Supporters of the current arbitration system are aiming to minimize aspects of the findings.

For example, the Financial Industry Regulatory Authority cited a statistic that showed 40% of people who responded were concerned before starting the arbitration process that the system would be unfair. The regulatory authority said this statistic indicated "that, because of other factors, such as having lost money and then needing to initiate an arbitration to recover their losses, investors might be predisposed to have negative perceptions of our forum."

Another major concern for the regulatory authority is that investors are confused about how the process works. For example, more than 64% of survey participants said they weren't familiar with forum rule changes made in recent years. The regulatory authority said it has made several improvements to the process.

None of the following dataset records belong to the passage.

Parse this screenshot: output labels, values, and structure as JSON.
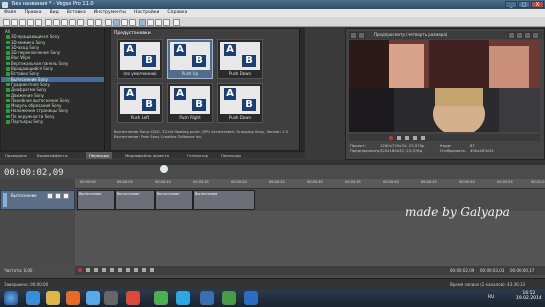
{
  "window": {
    "title": "Без названия * - Vegas Pro 11.0",
    "min": "_",
    "max": "□",
    "close": "X"
  },
  "menu": [
    "Файл",
    "Правка",
    "Вид",
    "Вставка",
    "Инструменты",
    "Настройки",
    "Справка"
  ],
  "fx_tree": {
    "root": "All",
    "items": [
      "3D-вращающиеся Sony",
      "3D-мимика Sony",
      "3D-вход Sony",
      "3D-переключение Sony",
      "Blur Wipe",
      "Вертикальная панель Sony",
      "Вращающийся Sony",
      "Вставка Sony",
      "Вытеснение Sony",
      "Градиентная Sony",
      "Диафрагма Sony",
      "Движение Sony",
      "Линейное вытеснение Sony",
      "Модуль обрезания Sony",
      "Наложение страницы Sony",
      "По окружности Sony",
      "Портьеры Sony"
    ],
    "selected_index": 8
  },
  "presets": {
    "header": "Предустановки",
    "items": [
      "(по умолчанию)",
      "Push Up",
      "Push Down",
      "Push Left",
      "Push Right",
      "Push Down"
    ],
    "selected_index": 1,
    "info_lines": [
      "Вытеснение Sony: DXG, 32-bit floating point, GPU Accelerated, Grouping Sony, Version 1.0",
      "Вытеснение: Free Sony Creative Software Inc."
    ]
  },
  "tabs": [
    "Проводник",
    "Видеоэффекты",
    "Переходы",
    "Медиафайлы проекта",
    "Генератор",
    "Переходы"
  ],
  "preview": {
    "mode": "Предпросмотр (четверть размера)",
    "info_labels": [
      "Проект:",
      "Предпросмотр:",
      "Кадр:",
      "Отображать:"
    ],
    "info_values": [
      "1280x720x32; 23,976р",
      "320x180x32; 23,976р",
      "87",
      "490x263x32"
    ]
  },
  "timeline": {
    "timecode": "00:00:02,09",
    "track_label": "Вытеснение",
    "ruler_marks": [
      "00:00:00",
      "00:00:05",
      "00:00:10",
      "00:00:15",
      "00:00:20",
      "00:00:25",
      "00:00:30",
      "00:00:35",
      "00:00:40",
      "00:00:45",
      "00:00:50",
      "00:00:55",
      "00:01:0"
    ],
    "clips": [
      "Вытеснение",
      "Вытеснение",
      "Вытеснение",
      "Вытеснение"
    ],
    "rate_label": "Частота: 0,00",
    "watermark": "made by Galyapa",
    "transport_time": "00:00:02,09",
    "end_time": "00:00:03,03",
    "total_time": "00:00:00,17"
  },
  "status": {
    "left": "Завершено: 00:00:00",
    "right": "Время записи (2 каналов): 43:36:33"
  },
  "taskbar": {
    "lang": "RU",
    "time": "16:52",
    "date": "19.02.2014"
  }
}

The regulatory authority and the Securities Industry and Financial Markets Association both say the survey response rate of 13% was low.

The study's authors -- two law professors -- wrote that the response rate exceeded the typical response rate for a one-time mailed survey.

Both regulators and the securities industry had input into the questions that were asked in the survey. A Securities Industry and Financial Markets Association representative who has seen the survey said, "There's balance in the survey itself, but not in the results."

Jill Gross, one of the study's authors and a professor at Pace University's law school, said those questioning the study's methodology are "missing the point."

Customers' "lack of knowledge, understanding [and] awareness can translate into negative perceptions," she said. "It's really a lost opportunity to improve a system that I don't believe should be thrown in the garbage."

The funding for the study came from the National Association of Securities Dealers and from New York Stock Exchange Regulation, which had each run its own arbitration forum until the forums merged under the Financial Industry Regulatory Authority last year. The merger helped make arbitration a hot topic -- now investors have only one forum to which they can bring complaints.